Num estudo recente, T.E- Senn et al. (2007) investigaram, numa amostra 1177 participantes (534 mulheres e 643 homens), as associações entre características de abuso sexual, nomeadamente o uso da penetração e da força, e o comportamento sexual de risco posterior, levando em conta a modelação destas relações pelo género. Os resultados mostraram que os participantes que tinham sido alvo de abuso sexual envolvendo penetração e/ou força relataram mais comportamentos sexuais adultos de risco, tais como o número de parceiros sexuais ao longo da vida e o número de diagnósticos de doenças sexualmente transmissíveis (STD), do que aqueles que não tinham sido sexualmente abusados e aqueles que foram abusados sem o uso de força ou de penetração.
Esta relação é claramente moderada ou mediada pelo género da criança e adolescente. Assim, entre os homens, o abuso sexual com uso da força e da penetração estava associado com um elevado número de episódios de "trading sex", enquanto, entre as mulheres, o abuso sexual com penetração, independentemente do abuso envolver ou não o uso da força, estava mais associado com um elevado número de episódios de "trading sex". Resultados semelhantes já tinham sido descobertos por Rind et al. (1998): as reacções dos rapazes ao abuso sexual são menos negativas do que as reacções das raparigas. Além disso, levando em conta a orientação sexual, constata-se que os rapazes homossexuais encaram essas relações sexuais com indivíduos mais velhos de um modo positivo e "construtivo". De facto, numa sociedade que os priva de modelos positivos de desenvolvimento e os estigmatiza, estas relações são vistas pelos próprios sujeitos como uma via que lhes permite "actualizar" a sua orientação sexual e receber algum afecto. (Os nossos dados mostram claramente que os homens e mulheres homossexuais portugueses falam naturalmente dessas relações sem as encarar como abuso sexual e, muito menos, como relações pedófilas.) Para todos os efeitos, este e outros estudos mostram que o abuso sexual mais severo está associado com comportamento sexual adulto de risco e, no caso dos homens homossexuais, esse comportamento consiste em fazer sexo desprotegido (Jinich et al., 1998), mesmo quando sabem ser seropositivos.
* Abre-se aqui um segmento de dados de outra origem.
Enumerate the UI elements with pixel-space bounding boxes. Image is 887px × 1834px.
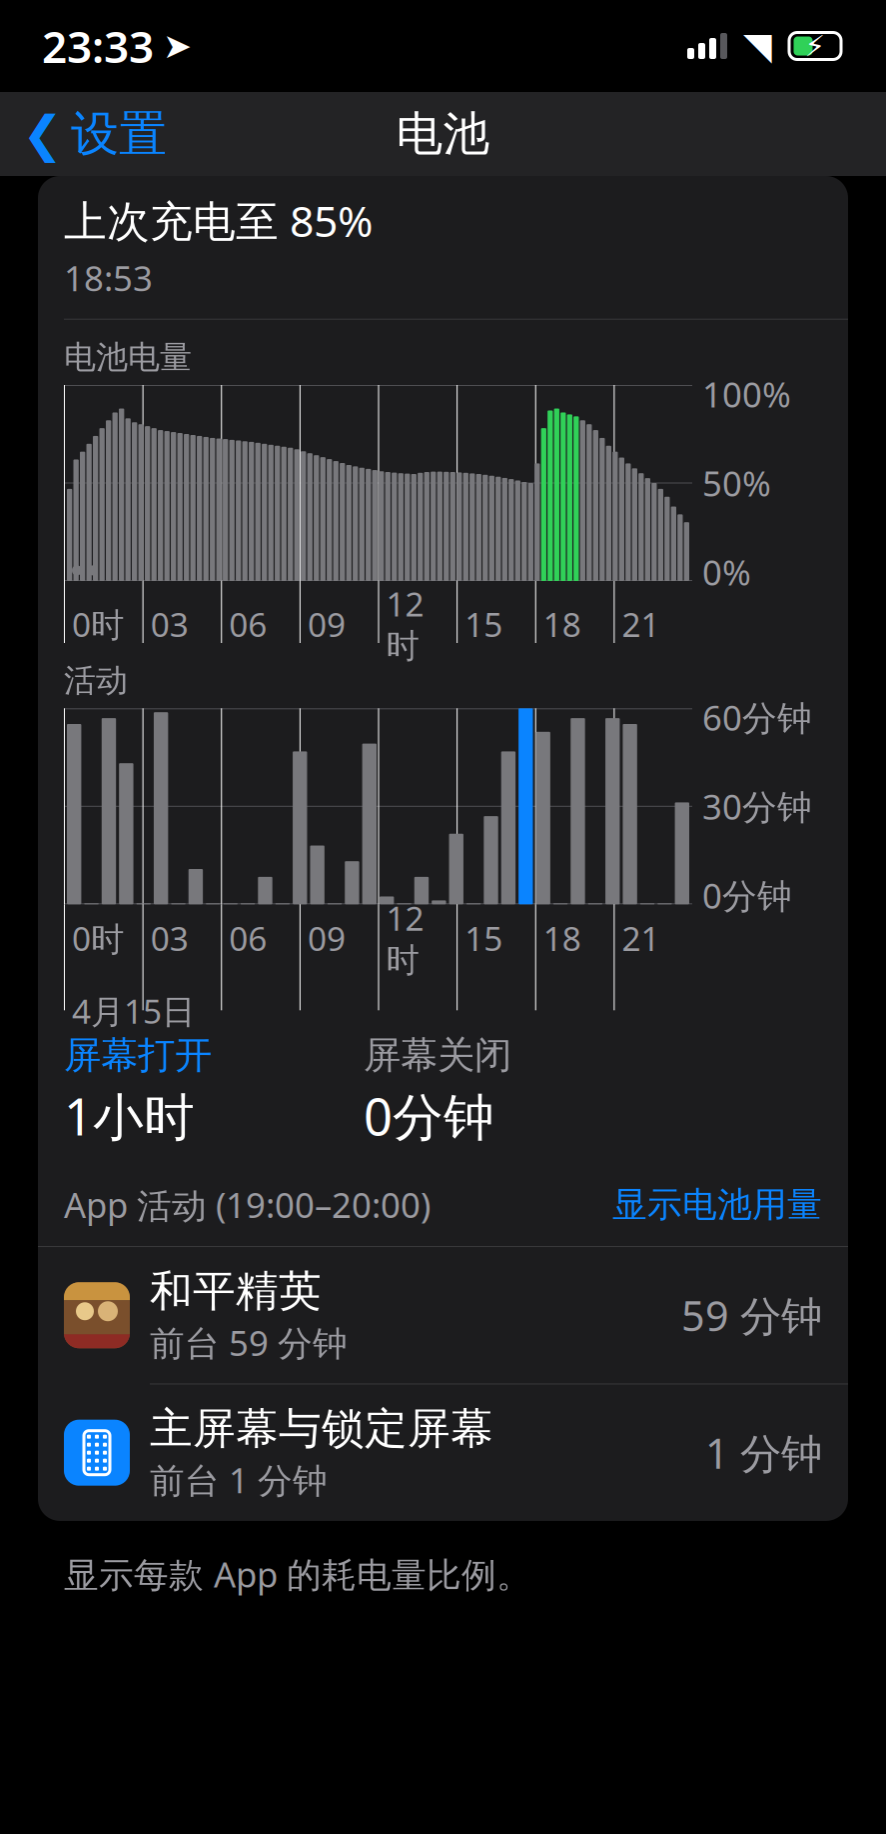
staticText: 电池 [396,105,490,163]
staticText: 显示每款 App 的耗电量比例。 [64,1551,532,1597]
staticText: 显示电池用量 [613,1183,823,1226]
staticText: ◥ [744,25,773,67]
staticText: 09 [308,916,346,960]
staticText: 15 [465,602,503,646]
staticText: 09 [308,602,346,646]
staticText: 0分钟 [703,872,793,918]
staticText: 0时 [72,916,124,960]
staticText: 30分钟 [703,783,813,829]
staticText: 前台 1 分钟 [150,1457,328,1503]
staticText: 1小时 [64,1082,195,1150]
button[interactable]: 显示电池用量 [603,1177,823,1232]
staticText: 上次充电至 85% [64,192,373,249]
staticText: 4月15日 [72,989,195,1033]
staticText: 06 [229,916,267,960]
button[interactable]: 主屏幕与锁定屏幕 [38,1384,849,1521]
staticText: 屏幕关闭 [364,1032,512,1078]
staticText: 1 分钟 [706,1425,823,1480]
staticText: 21 [622,602,660,646]
button[interactable]: 和平精英 [38,1247,849,1383]
staticText: 100% [703,371,792,417]
staticText: 活动 [64,661,128,700]
staticText: 03 [151,602,189,646]
staticText: 18 [544,602,582,646]
staticText: 12时 [386,896,424,981]
staticText: ⚡︎ [806,29,826,63]
staticText: 主屏幕与锁定屏幕 [150,1402,494,1455]
staticText: 设置 [71,104,167,164]
staticText: 0% [703,549,752,595]
staticText: 0分钟 [364,1082,495,1150]
staticText: 和平精英 [150,1265,322,1317]
staticText: App 活动 (19:00–20:00) [64,1182,431,1228]
staticText: 03 [151,916,189,960]
staticText: 18:53 [64,255,153,301]
staticText: 前台 59 分钟 [150,1319,348,1365]
staticText: 06 [229,602,267,646]
staticText: 60分钟 [703,694,813,740]
staticText: ❮ [22,106,63,162]
staticText: 0时 [72,602,124,646]
staticText: 21 [622,916,660,960]
staticText: 18 [544,916,582,960]
staticText: 12时 [386,581,424,667]
staticText: 电池电量 [64,338,192,377]
staticText: 屏幕打开 [64,1032,212,1078]
staticText: 15 [465,916,503,960]
staticText: 23:33 [42,17,154,75]
staticText: 50% [703,460,772,506]
staticText: 59 分钟 [682,1288,823,1343]
button[interactable]: ❮ [0,96,177,172]
staticText: ➤ [163,26,192,66]
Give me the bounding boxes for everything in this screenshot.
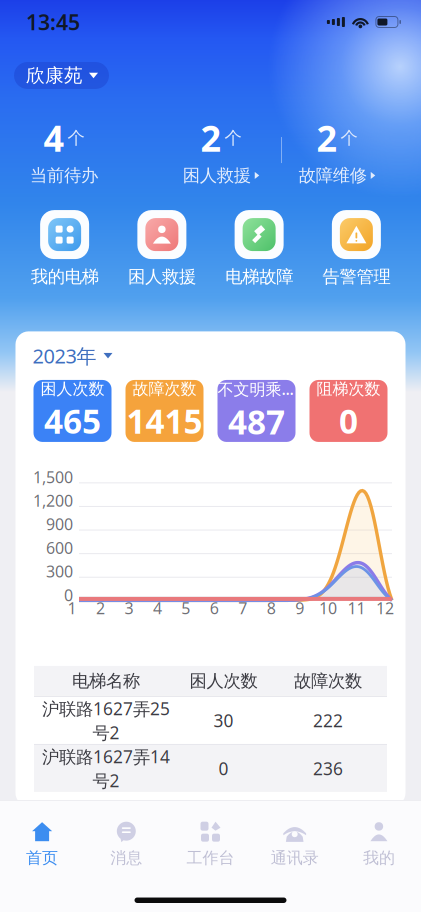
staticText: 2	[96, 597, 105, 618]
staticText: 13:45	[26, 8, 80, 36]
staticText: 首页	[26, 848, 58, 868]
staticText: 故障次数	[294, 670, 362, 692]
staticText: 5	[181, 597, 190, 618]
staticText: 8	[267, 597, 276, 618]
staticText: 4	[44, 114, 64, 162]
staticText: 困人次数	[40, 379, 104, 399]
staticText: 2	[200, 114, 222, 162]
staticText: 10	[319, 597, 337, 618]
staticText: 2	[316, 114, 338, 162]
staticText: 工作台	[186, 848, 234, 868]
staticText: 我的	[363, 848, 395, 868]
staticText: 465	[44, 399, 101, 443]
staticText: 11	[348, 597, 366, 618]
staticText: 不文明乘梯	[218, 378, 296, 399]
button[interactable]: 消息	[84, 822, 168, 866]
staticText: 故障次数	[132, 379, 196, 399]
staticText: 号2	[92, 721, 120, 744]
button[interactable]: 工作台	[168, 822, 253, 866]
button[interactable]: 通讯录	[253, 822, 337, 866]
staticText: 1,200	[33, 490, 73, 511]
button[interactable]: 欣康苑	[14, 62, 109, 89]
staticText: 6	[210, 597, 219, 618]
staticText: 欣康苑	[26, 64, 83, 87]
staticText: 487	[228, 400, 285, 444]
button[interactable]: 告警管理	[308, 210, 405, 287]
staticText: 我的电梯	[31, 266, 99, 287]
staticText: 通讯录	[271, 848, 319, 868]
staticText: 300	[46, 561, 73, 582]
staticText: 个	[224, 127, 242, 149]
staticText: 1	[68, 597, 76, 618]
staticText: 12	[376, 597, 394, 618]
staticText: 阻梯次数	[316, 379, 380, 399]
button[interactable]: 2	[299, 114, 375, 186]
staticText: 沪联路1627弄14	[42, 745, 170, 768]
staticText: 困人次数	[190, 670, 258, 692]
staticText: 222	[313, 709, 343, 732]
staticText: 9	[295, 597, 304, 618]
button[interactable]: 2023年	[32, 342, 406, 369]
staticText: 沪联路1627弄25	[42, 697, 170, 720]
staticText: 236	[313, 757, 343, 780]
button[interactable]: 电梯故障	[210, 210, 308, 287]
staticText: 故障维修	[299, 165, 367, 186]
staticText: 1415	[126, 399, 202, 443]
staticText: 3	[124, 597, 133, 618]
staticText: 个	[340, 127, 358, 149]
staticText: 2023年	[32, 342, 96, 369]
staticText: 0	[64, 584, 73, 606]
staticText: 困人救援	[128, 266, 196, 287]
staticText: 号2	[92, 769, 120, 792]
staticText: 30	[214, 709, 234, 732]
staticText: 4	[153, 597, 162, 618]
staticText: 7	[238, 597, 247, 618]
staticText: 告警管理	[322, 266, 390, 287]
staticText: 困人救援	[183, 165, 251, 186]
staticText: 0	[218, 757, 228, 780]
button[interactable]: 困人救援	[113, 210, 210, 287]
button[interactable]: 我的	[337, 822, 421, 866]
staticText: 0	[339, 399, 358, 443]
staticText: 个	[68, 127, 84, 149]
button[interactable]: 首页	[0, 822, 84, 866]
button[interactable]: 我的电梯	[16, 210, 113, 287]
staticText: 电梯故障	[225, 266, 293, 287]
button[interactable]: 4	[30, 114, 98, 186]
staticText: 消息	[110, 848, 142, 868]
staticText: 1,500	[33, 466, 73, 488]
staticText: 900	[46, 514, 73, 535]
button[interactable]: 2	[183, 114, 259, 186]
staticText: 600	[46, 537, 73, 558]
staticText: 电梯名称	[72, 670, 140, 692]
staticText: 当前待办	[30, 165, 98, 186]
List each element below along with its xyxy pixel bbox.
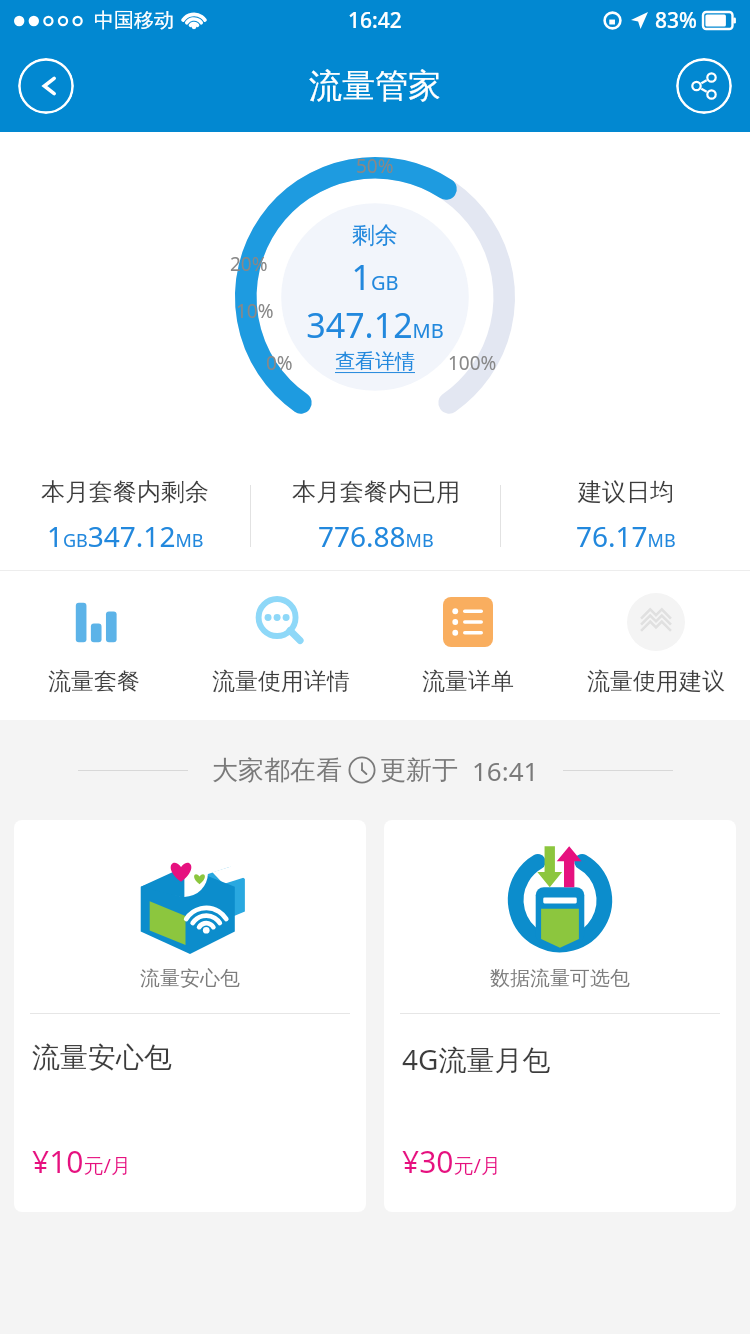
staticText: 查看详情 bbox=[335, 349, 415, 374]
staticText: 流量详单 bbox=[422, 667, 514, 696]
staticText: 76.17MB bbox=[576, 517, 676, 555]
button[interactable]: 流量套餐 bbox=[0, 585, 187, 702]
staticText: 流量套餐 bbox=[48, 667, 140, 696]
staticText: 16:41 bbox=[472, 753, 539, 788]
staticText: 1GB347.12MB bbox=[47, 517, 204, 555]
staticText: 776.88MB bbox=[318, 517, 434, 555]
staticText: 更新于 bbox=[380, 754, 458, 787]
staticText: 流量使用详情 bbox=[212, 667, 350, 696]
staticText: 347.12MB bbox=[306, 302, 444, 348]
staticText: 流量使用建议 bbox=[587, 667, 725, 696]
button[interactable]: 流量使用建议 bbox=[562, 585, 750, 702]
staticText: 剩余 bbox=[352, 221, 398, 250]
staticText: 中国移动 bbox=[94, 8, 174, 33]
staticText: 50% bbox=[356, 153, 394, 179]
staticText: 流量安心包 bbox=[140, 966, 240, 991]
staticText: 16:42 bbox=[348, 6, 402, 35]
button[interactable]: Back bbox=[18, 58, 74, 114]
button[interactable]: 流量安心包 bbox=[14, 820, 366, 1212]
staticText: 0% bbox=[266, 350, 293, 376]
staticText: 本月套餐内已用 bbox=[292, 477, 460, 507]
button[interactable]: 流量使用详情 bbox=[187, 585, 374, 702]
staticText: 20% bbox=[230, 251, 268, 277]
staticText: ¥30元/月 bbox=[402, 1141, 501, 1182]
button[interactable]: 本月套餐内剩余 bbox=[0, 462, 250, 570]
staticText: 本月套餐内剩余 bbox=[41, 477, 209, 507]
staticText: ¥10元/月 bbox=[32, 1141, 131, 1182]
staticText: 10% bbox=[236, 298, 274, 324]
staticText: 4G流量月包 bbox=[402, 1040, 551, 1078]
button[interactable]: 建议日均 bbox=[501, 462, 750, 570]
button[interactable]: 流量详单 bbox=[374, 585, 562, 702]
staticText: 100% bbox=[448, 350, 497, 376]
staticText: 83% bbox=[655, 6, 697, 35]
staticText: 流量管家 bbox=[309, 65, 441, 107]
button[interactable]: 查看详情 bbox=[335, 349, 415, 374]
button[interactable]: 数据流量可选包 bbox=[384, 820, 736, 1212]
button[interactable]: Share bbox=[676, 58, 732, 114]
staticText: 建议日均 bbox=[578, 477, 674, 507]
staticText: 大家都在看 bbox=[212, 754, 342, 787]
staticText: 流量安心包 bbox=[32, 1040, 172, 1075]
button[interactable]: 本月套餐内已用 bbox=[251, 462, 500, 570]
staticText: 数据流量可选包 bbox=[490, 966, 630, 991]
staticText: 1GB bbox=[351, 254, 399, 300]
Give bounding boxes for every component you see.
Finkelhor & Browne (1985) elaboraram o modelo dinâmico traumagénico que permite explicar a associação entre diversos tipos de abuso sexual e os comportamentos sexuais adultos de risco, em alternativa ao modelo do uso de álcool e de drogas (Steele & Josephs, 1990). De acordo com este modelo, uma das consequências do abuso sexual é a sexualização traumática. A criança submetida a abuso sexual pode desenvolver scripts não-adaptativos para o comportamento sexual e, quando adultas, podem acreditar que o sexo é necessário para obter afectos ou carinho dos outros, levando-as a ter sexo consensual precoce e com múltiplos parceiros sexuais (Cinq-Mars et al., 2003; Fergusson et al., 1997). Outra consequência é a impotência: a criança aprende que as suas necessidades são ignorados pelos outros e, deste modo, pode falhar em desenvolver auto-eficácia para travar os avanços sexuais não-desejados. Este é apenas um modelo que não é incompatível com o modelo do uso de álcool ou de drogas, como se verifica facilmente nos estudantes universitários portugueses (abuso de álcool, drogas e sexo e muito pouco estudo!) e nas suas praxes académicas, as quais deviam ser fortemente vigiadas ou mesmo abolidas. Mas ambos os modelos são ainda insuficientes para explicar estas associações estatísticas, até porque menosprezam os factores biológicos.